Artist in Residence:
An Explanation of Sorts
By All Citizens (Serena McCarroll)
Whenever I tell people that I co-own a shop in rural Saskatchewan they assume that I’m from there. I’m not. Tyler isn’t either.
In fact, neither of us knew a goddamn soul in SK when we decided to make it our home.
As I child I had driven through the peculiarly symmetrical province en route from Alberta to Manitoba and vice versa (let’s explain this by saying I’m the child of divorce). Tyler, on the other hand, had previously visited Saskatchewan twice: first in 1991 while on tour with the hair-metal cover band Neverland. Years later he made a second trip to attend his cousin’s wedding. The latter visit made a significant and lasting impression. So much so that it directly led to us moving there 7 years later.
Tyler had a dream. His dream became mine.
We had been living together in Vancouver. We were both graduates of the Emily Carr Institute of Art. We lived hand to mouth in a city steadfastly aligning itself with the rich. We were poor. We were resentful. We were tired of spinning our wheels.
In 1999 Tyler’s cousin got married in the hamlet of Dana, Saskatchewan. The marriage ceremony took place in a small orthodox Ukrainian church surrounded by picturesque prairie land. More stunning than the scenery was the fact that the couple didn’t rent the church they married in, no, they bought it. They purchased it for a mere $1700 – yes, a church plus ten lots of land for less than two grand. Crazy! Even crazier: they bought a small house across the street for roughly a thousand. Tyler was suitably astonished. The amazement never left him.
In 2006 we were at the end of our ropes in Vancouver. I had recently been laid off work. Tyler was employed as a custom framer in an art supply shop. He worked out of a basement that we were quite certain was toxic. Times were tough. And when times get tough the tough get… you know. We were done. We had to go.
Tyler’s cousin and her husband never moved into their house in Dana, SK. They would visit it from time to time but they made their home in Gibsons, BC. Tyler had an open invitation to stay in the Dana house whenever he wanted. And so, we moved to rural Saskatchewan with an empty house as destination. We had my employment insurance cheques to live on and were sustained by the dream of owning property. Our goal was $10 000 or less. The plan was to take that property and somehow turn it into a livelihood. Perhaps an artist’s residency? We weren’t sure. The building would surely announce its own destiny and ours along with it, right?

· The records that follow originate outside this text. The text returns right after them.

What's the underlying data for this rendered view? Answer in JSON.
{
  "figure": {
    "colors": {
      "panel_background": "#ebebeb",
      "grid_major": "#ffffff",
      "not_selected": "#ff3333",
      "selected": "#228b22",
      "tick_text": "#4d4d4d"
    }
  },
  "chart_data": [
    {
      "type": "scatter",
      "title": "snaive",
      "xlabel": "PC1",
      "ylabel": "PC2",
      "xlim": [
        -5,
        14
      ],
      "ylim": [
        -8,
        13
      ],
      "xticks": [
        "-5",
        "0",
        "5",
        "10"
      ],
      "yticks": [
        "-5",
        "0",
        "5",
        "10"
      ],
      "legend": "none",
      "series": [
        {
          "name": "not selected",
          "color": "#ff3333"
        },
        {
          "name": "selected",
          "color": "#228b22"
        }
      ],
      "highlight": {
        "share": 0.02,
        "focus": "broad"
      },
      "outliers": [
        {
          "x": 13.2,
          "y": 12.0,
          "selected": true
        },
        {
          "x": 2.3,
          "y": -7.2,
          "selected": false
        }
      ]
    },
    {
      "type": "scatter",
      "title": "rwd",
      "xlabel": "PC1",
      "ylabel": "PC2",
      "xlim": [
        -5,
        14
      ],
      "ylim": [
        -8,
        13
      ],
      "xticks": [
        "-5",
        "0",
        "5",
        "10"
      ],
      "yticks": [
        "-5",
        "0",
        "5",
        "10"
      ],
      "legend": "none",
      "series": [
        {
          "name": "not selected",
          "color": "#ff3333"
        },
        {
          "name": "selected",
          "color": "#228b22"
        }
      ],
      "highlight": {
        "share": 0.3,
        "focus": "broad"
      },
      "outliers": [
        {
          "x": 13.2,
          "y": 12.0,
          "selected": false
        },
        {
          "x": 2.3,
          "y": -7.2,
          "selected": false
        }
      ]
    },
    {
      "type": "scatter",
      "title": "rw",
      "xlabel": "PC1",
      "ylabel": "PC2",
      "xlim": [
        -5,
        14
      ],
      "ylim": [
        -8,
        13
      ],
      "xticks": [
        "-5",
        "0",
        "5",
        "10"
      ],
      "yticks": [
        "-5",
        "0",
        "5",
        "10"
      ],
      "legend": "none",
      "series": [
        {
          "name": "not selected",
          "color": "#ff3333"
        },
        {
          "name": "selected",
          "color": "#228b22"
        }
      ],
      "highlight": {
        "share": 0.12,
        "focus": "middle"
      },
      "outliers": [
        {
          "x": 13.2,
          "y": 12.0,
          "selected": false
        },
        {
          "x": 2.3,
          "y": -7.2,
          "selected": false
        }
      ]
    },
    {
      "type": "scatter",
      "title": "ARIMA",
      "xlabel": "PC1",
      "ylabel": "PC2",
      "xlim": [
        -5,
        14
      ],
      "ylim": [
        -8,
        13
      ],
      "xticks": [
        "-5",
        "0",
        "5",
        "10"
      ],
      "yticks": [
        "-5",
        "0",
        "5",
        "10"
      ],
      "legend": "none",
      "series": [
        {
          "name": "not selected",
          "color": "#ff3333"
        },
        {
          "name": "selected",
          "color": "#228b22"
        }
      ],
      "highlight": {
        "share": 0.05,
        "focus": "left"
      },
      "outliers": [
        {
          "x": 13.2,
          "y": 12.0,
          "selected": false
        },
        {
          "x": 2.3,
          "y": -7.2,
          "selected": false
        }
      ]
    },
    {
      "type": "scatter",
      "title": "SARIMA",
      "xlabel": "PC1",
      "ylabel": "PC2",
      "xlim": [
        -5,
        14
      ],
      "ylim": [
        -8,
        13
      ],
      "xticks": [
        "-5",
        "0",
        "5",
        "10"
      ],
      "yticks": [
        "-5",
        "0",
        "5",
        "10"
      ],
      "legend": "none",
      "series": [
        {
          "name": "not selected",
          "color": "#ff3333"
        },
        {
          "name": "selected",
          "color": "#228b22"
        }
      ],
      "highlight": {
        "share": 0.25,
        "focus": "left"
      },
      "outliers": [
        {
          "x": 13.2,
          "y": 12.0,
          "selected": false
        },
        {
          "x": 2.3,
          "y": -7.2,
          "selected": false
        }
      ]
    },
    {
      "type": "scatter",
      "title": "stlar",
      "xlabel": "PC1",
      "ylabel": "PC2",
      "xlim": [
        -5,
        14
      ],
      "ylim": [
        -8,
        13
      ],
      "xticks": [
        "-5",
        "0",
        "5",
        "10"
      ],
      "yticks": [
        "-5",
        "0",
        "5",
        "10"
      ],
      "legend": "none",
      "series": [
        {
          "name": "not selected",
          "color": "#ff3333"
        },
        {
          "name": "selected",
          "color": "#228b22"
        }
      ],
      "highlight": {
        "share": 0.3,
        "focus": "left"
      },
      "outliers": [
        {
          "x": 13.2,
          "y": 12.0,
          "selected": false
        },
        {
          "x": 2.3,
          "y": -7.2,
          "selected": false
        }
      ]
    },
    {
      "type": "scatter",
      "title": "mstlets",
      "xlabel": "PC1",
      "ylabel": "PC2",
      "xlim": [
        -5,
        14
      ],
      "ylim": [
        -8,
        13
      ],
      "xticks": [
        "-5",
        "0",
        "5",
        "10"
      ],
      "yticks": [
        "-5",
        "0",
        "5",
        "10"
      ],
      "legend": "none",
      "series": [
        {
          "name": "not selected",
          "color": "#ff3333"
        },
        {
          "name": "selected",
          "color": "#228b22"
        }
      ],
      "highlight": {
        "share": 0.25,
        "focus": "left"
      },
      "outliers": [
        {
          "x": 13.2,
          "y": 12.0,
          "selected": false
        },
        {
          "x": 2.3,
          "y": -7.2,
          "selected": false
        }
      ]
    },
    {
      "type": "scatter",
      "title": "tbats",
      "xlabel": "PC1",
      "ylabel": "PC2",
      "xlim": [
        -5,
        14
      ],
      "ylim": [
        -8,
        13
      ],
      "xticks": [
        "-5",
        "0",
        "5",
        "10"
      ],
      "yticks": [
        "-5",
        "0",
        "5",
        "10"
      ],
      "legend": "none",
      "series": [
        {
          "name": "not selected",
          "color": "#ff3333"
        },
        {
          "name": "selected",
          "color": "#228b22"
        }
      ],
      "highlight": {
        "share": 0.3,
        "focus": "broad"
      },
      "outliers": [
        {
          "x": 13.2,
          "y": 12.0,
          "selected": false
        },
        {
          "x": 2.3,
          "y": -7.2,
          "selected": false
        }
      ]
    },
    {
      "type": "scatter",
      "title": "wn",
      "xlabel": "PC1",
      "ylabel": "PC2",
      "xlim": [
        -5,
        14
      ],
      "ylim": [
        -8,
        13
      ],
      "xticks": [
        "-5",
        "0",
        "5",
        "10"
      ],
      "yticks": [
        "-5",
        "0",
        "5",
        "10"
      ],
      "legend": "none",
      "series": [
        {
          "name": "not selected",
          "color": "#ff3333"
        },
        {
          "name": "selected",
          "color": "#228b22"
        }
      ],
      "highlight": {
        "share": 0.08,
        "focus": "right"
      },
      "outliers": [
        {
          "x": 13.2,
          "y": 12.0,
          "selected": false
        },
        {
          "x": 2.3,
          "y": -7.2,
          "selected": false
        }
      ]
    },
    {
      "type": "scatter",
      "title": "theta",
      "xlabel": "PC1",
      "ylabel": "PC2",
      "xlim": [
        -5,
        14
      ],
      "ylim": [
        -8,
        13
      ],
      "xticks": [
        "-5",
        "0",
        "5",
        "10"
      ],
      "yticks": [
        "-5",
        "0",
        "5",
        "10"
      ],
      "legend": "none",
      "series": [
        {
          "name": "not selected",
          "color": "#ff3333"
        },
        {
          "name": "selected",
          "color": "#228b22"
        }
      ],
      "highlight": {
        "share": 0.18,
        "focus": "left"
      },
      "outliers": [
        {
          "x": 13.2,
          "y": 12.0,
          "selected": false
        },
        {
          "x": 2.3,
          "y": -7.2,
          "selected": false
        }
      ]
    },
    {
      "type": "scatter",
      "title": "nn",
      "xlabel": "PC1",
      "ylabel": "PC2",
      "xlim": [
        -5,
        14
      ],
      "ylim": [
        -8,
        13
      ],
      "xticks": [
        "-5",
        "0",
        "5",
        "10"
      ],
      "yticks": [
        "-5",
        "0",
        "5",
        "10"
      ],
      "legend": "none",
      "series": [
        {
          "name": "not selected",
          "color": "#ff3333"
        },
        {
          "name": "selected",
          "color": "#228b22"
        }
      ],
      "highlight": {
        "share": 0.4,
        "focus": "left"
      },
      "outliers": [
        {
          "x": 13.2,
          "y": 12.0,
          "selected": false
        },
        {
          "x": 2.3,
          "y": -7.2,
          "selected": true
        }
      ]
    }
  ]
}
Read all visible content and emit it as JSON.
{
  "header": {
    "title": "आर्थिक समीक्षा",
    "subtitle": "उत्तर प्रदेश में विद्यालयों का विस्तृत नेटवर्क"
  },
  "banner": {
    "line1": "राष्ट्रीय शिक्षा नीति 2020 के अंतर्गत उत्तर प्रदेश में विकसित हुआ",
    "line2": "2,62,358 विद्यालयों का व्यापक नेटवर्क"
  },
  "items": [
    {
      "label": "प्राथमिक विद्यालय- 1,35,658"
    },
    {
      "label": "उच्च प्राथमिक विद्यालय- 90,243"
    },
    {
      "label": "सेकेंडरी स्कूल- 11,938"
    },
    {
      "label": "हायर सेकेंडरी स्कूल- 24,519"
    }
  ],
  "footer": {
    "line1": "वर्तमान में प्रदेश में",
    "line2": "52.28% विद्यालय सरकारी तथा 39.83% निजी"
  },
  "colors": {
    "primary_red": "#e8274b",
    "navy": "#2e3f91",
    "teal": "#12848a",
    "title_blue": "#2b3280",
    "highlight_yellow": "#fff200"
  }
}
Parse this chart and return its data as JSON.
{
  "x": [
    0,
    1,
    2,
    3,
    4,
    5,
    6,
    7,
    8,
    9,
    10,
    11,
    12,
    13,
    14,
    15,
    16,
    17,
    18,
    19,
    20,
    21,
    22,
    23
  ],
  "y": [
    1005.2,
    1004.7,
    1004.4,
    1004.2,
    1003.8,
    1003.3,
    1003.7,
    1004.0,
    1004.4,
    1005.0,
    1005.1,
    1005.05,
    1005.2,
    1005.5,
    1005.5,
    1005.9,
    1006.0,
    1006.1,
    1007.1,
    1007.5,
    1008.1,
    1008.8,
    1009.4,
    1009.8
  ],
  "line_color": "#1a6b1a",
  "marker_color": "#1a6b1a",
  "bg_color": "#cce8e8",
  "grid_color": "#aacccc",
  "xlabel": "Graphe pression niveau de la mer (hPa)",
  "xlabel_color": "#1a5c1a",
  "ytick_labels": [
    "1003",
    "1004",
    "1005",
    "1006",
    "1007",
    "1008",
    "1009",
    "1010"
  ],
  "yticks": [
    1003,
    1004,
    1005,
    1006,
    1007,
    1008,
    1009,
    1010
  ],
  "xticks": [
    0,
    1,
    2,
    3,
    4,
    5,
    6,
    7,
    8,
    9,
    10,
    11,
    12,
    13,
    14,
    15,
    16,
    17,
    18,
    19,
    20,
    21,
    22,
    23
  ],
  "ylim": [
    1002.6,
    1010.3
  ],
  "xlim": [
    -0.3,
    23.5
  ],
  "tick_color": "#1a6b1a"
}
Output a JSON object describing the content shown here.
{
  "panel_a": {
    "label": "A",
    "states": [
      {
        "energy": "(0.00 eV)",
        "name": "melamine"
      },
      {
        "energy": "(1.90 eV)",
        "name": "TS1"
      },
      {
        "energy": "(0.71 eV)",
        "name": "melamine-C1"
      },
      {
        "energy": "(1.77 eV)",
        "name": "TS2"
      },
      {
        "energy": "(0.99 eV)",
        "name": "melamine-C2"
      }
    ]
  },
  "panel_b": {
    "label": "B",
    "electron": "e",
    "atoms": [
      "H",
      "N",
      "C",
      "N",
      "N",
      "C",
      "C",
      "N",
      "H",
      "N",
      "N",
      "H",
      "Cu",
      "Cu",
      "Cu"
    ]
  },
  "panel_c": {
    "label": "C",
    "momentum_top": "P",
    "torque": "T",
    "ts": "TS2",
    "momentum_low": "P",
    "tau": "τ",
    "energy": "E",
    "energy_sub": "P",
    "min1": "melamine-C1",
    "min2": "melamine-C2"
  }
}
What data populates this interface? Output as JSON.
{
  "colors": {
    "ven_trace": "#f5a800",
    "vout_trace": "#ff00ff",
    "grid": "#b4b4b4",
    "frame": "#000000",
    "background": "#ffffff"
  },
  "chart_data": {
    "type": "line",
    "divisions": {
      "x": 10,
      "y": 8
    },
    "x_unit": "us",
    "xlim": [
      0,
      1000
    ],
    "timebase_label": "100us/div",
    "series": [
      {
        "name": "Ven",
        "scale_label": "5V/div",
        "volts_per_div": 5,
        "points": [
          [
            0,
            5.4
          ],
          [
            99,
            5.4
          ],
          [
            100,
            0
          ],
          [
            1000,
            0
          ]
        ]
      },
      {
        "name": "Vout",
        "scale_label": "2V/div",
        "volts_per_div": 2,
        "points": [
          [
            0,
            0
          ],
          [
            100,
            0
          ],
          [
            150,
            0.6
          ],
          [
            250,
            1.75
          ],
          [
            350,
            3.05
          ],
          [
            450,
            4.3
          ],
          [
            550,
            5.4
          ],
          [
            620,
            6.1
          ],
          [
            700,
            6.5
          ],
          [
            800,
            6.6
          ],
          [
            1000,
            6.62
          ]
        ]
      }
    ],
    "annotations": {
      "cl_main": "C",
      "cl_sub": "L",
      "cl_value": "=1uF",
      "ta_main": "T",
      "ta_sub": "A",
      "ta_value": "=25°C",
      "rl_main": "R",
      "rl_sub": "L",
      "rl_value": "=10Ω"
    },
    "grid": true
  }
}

We searched for 4 months. For 4 months we lived in a house with no hot water, no heat (it was summer) and sketchy plumbing. We used a solar shower, hot water bottles and sometimes – deep breath – a giant litter box (well, not so much a box as a bucket). It was adventurous. It was highly experimental.
When summer came to an end, with winter quickly approaching, decisions had to be made. The nearest town to Dana was Bruno. Bruno had two small grocery stores and a pharmacy. We went there often (Dana was too small to have such things). We had noticed a for sale sign in the window of a dilapidated storefront on Main Street but hadn’t really thought of calling it. The sign was handwritten, sun-bleached and falling in such a way that the number was difficult to read. The storefront itself looked like it hadn’t been functional for years. When we realized our situation was getting desperate, Tyler finally called. He asked the price and I heard him say “$65000?” but then, “ohhh, $6500. Can we look at it?” It was nicer inside than we expected. Behind the store were living quarters. The building was sandwiched between the town’s only restaurant and the Senior Citizens Centre. We went to the local credit union and got a mortgage. Through employment insurance I was able to enter into a free self-employment program. What business were we going to open? We went with our instincts, with what we knew and what we cared about. And the name? Well, that part announced itself quite clearly to us.
And that’s how All Citizens came to exist.